1964 Chevrolet Impala Found In Alabama Flaunts The Ss Badges Everybody Is Drooling After


Launched in 1961, the Impala SS gradually became a pioneer of the entire lineup, especially given its focus on performance.

By the end of the decade, it was already the model that everybody was drooling after despite accounting for only a small share of the yearly output. In 1968, for instance, Chevrolet built close to 711,000 Impalas, out of which 38,000 rolled off the assembly lines with SS tags. Around 1,700 sported the famous SS 427 treatment.

In 1964, on the other hand, the Super Sport was selling like hotcakes, especially as it could be ordered with pretty much any engine in the lineup, including six cylinders.


The total Chevy production for this year got close to 1.6 million vehicles, and the Impala secured the lion’s share with nearly 889,000 units. The SS itself accounted for 35 percent of the entire hardtop output.

One of the SS examples that got to see daylight in 1964 is right here fighting for its original glory.
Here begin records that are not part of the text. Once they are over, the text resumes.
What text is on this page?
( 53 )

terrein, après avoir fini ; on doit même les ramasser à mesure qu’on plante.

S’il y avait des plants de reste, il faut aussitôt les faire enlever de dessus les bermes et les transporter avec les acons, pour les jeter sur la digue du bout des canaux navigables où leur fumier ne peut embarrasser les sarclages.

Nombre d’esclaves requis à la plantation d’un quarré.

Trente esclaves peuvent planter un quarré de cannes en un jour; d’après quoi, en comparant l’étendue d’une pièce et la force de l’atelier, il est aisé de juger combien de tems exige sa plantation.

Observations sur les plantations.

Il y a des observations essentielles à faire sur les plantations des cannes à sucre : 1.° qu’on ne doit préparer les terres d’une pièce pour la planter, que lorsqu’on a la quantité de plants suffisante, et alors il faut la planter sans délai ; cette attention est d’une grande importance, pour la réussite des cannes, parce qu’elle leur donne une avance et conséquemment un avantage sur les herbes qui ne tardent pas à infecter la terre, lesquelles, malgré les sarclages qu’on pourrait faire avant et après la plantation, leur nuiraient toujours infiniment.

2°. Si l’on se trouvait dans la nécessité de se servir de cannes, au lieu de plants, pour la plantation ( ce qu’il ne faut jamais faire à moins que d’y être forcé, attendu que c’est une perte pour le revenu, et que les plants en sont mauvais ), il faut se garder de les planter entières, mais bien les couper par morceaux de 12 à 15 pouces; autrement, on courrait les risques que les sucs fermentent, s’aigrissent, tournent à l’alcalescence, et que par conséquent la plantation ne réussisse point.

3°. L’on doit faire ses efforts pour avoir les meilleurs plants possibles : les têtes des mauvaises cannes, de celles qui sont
The photos pretty much speak for themselves, and they perfectly highlight the current condition of the car, but it worth knowing is that the finish you see on this Impala SS isn’t the original color. The car was repainted at some point during its lifetime, but no further information was provided by eBay seller barbet-8240 on this front.


Found in Selma, Alabama, the Impala exhibits typical rust issues, including on the floors and in the trunk. The engine is also missing, but lots of other parts are available separately (also included in the sale) if you’re planning to restore the car to factory specifications.

From a restoration perspective, this SS looks doable, but the lack of an engine qualifies it for a resto-mod project rather than for a return to factory specifications.